RÉALISÉ PAR MARJANE SATRAPI
AVEC RYAN REYNOLDS, GEMMA ARTERTON, ANNA KENDRICK
Étonnant
de retrouver la bédéiste-réalisatrice Marjane Satrapi à la tête de ce projet
comique-horrifique américain – c’était loin d’être une évidence au regard de
son parcours, mais finalement The Voices
s’inscrit parfaitement dans cette continuité. Atmosphère cartoon, construction
fine des couleurs : il y a dans The
Voices cet esprit BD, légèrement loufoque, tout en étant profondément
tendre et cotonneux.
C’est
surement là la plus belle surprise de la part du film de Satrapi : ce
mélange des genres absolument dingue, qui ne choque jamais et qui atteint, à chaque
fois, la finalité de ses ambitions. La comédie horrifique virtuose laisse place
au drame tragique sur la santé mentale et les fantômes du passé, le thriller
intériorisé se mêle à la maestria visuelle de chaque plan. The Voices, en plus d’être un film malin – et de ne pas le cacher –
s’amuse aussi avec le spectateur : aucune piste sensorielle n’est laissée,
tout est trouble, en particulier le feedback face à l’écran, faut-il rire ou s’émouvoir ?
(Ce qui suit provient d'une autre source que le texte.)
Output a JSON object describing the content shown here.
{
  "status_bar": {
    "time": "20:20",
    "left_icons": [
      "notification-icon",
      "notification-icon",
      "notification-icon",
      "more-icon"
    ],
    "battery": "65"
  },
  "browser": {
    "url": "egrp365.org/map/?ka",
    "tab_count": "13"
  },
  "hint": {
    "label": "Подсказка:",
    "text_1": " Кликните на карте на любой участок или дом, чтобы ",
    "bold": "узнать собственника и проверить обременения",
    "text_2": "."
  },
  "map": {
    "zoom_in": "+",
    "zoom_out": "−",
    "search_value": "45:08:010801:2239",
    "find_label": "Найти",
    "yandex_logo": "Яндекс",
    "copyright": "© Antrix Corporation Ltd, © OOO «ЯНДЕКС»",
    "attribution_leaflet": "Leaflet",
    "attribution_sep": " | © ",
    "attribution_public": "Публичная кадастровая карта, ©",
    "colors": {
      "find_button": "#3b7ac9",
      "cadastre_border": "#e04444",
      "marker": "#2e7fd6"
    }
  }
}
S’attacher ou se répugner ? Dessiner, puisque c’est bien le mot, avec
autant de malice et d’ambiguïté un serial killer aussi attachant, c’est une
preuve de grand talent. Surtout si, au final, c’est pour délivrer une réflexion
non moins passionnante et intelligente sur la schizophrénie et l’instabilité
sociale.
Ryan
Reynolds crève l’écran. Tantôt terrorisant, tantôt tragique, tantôt hilarant,
Satrapi s’amuse de cette multiple-personnalité en empilant clin d’œil sur clin
d’œil, référence sur référence, idée sur idée, alternant pastiche d’épouvante et
allégorie cérébrale au travers d’un appartement. C’est non seulement le
meilleur rôle de sa carrière, mais c’est en plus une interprétation excellente
tout court – tout en nuances, chaque défaut devenant un charme fondamentalement
appréciable.
Bien
sûr que The Voices peut agacer de par
sa lourdeur formelle, mais le film de Satrapi est d’une telle ingéniosité qu’il
ne laisse aucun temps mort. Déluge d’émotions multipolaire aux voix nombreuses qui
s’affirme tout aussi bien en conte macabre désenchanté qu’en délire fabriqué
foncièrement doux et plaisant. Outre le talent inattendu de Ryan Reynolds, c’est
la révélation d’une auteure désinvolte et polyglotte qui fait de The Voices un prodige marginal.